Caldwell suggested the University put on hold investments in projects aimed at advancing the University, like development, to instead meet the more pressing needs of the city's financial crisis. "I always want to push against the idea that it's either financial aid or it's Providence doesn't go bankrupt," she said.


Can Brown afford to pay more? 

The answer to this question does not lie strictly in the University's budget, but rather in the implications of the decision. Providence's fiscal reality may call for sacrifices on all sides. But if Brown increases its payments now, it could set an unfavorable precedent for future requests.

If the city is in an "extraordinary situation," like the one Providence finds itself in today, perhaps an "extraordinary solution" is needed from Brown, Langley said. But if the University steps up payments in response to the mayor's request, it could create an expectation under which Brown would be called upon to rescue the city in times of need. 

"If the city views Brown as some mechanism (to close its budget gaps), that may be what is making the negotiations between the city and the University difficult, because I would suspect the University would not want to be viewed in that fashion," said Marion Orr, director of the Taubman Center for Public Policy and American Institutions. "I don't think the University wants to put itself in the position of being viewed by the city as an institution that can bail it out."
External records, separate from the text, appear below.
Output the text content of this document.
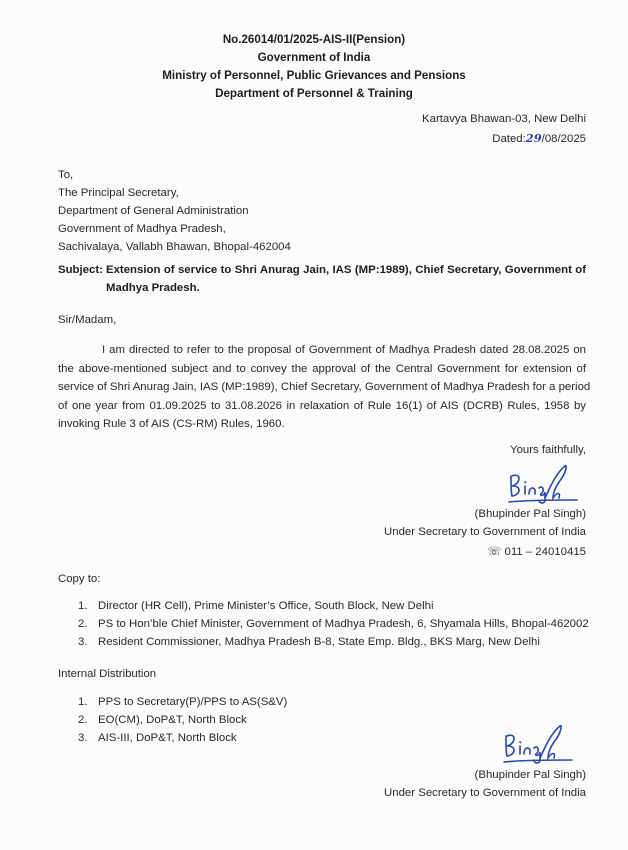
No.26014/01/2025-AIS-II(Pension)
Government of India
Ministry of Personnel, Public Grievances and Pensions
Department of Personnel & Training
Kartavya Bhawan-03, New Delhi
Dated:29/08/2025
To,
The Principal Secretary,
Department of General Administration
Government of Madhya Pradesh,
Sachivalaya, Vallabh Bhawan, Bhopal-462004
Subject: Extension of service to Shri Anurag Jain, IAS (MP:1989), Chief Secretary, Government of
Madhya Pradesh.
Sir/Madam,
I am directed to refer to the proposal of Government of Madhya Pradesh dated 28.08.2025 on
the above-mentioned subject and to convey the approval of the Central Government for extension of
service of Shri Anurag Jain, IAS (MP:1989), Chief Secretary, Government of Madhya Pradesh for a period
of one year from 01.09.2025 to 31.08.2026 in relaxation of Rule 16(1) of AIS (DCRB) Rules, 1958 by
invoking Rule 3 of AIS (CS-RM) Rules, 1960.
Yours faithfully,
(Bhupinder Pal Singh)
Under Secretary to Government of India
☏ 011 – 24010415
Copy to:
1. Director (HR Cell), Prime Minister’s Office, South Block, New Delhi
2. PS to Hon’ble Chief Minister, Government of Madhya Pradesh, 6, Shyamala Hills, Bhopal-462002
3. Resident Commissioner, Madhya Pradesh B-8, State Emp. Bldg., BKS Marg, New Delhi
Internal Distribution
1. PPS to Secretary(P)/PPS to AS(S&V)
2. EO(CM), DoP&T, North Block
3. AIS-III, DoP&T, North Block
(Bhupinder Pal Singh)
Under Secretary to Government of India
The University has stated that an agreement must be mutually beneficial and align with its mission. "I don't think it's reasonable for the city, having made mistakes and having become insolvent because of those mistakes, to turn to institutions that are successful and to demand that they pay for those mistakes," Simmons told the Undergraduate Council of Students two weeks ago. 

"We sought to reduce expenditures as much as is possible without reducing city services to such an extent that the city is not recognizable," Ortiz said. But until the city can manage increasing pension liability and create a sustainable system of property tax revenue, Providence will continually be "on the brink," he said.


An earlier version of this article incorrectly reported that Ben Noble '13 said the University had many "projections." In fact, he said the University had many "projects." The Herald regrets the error.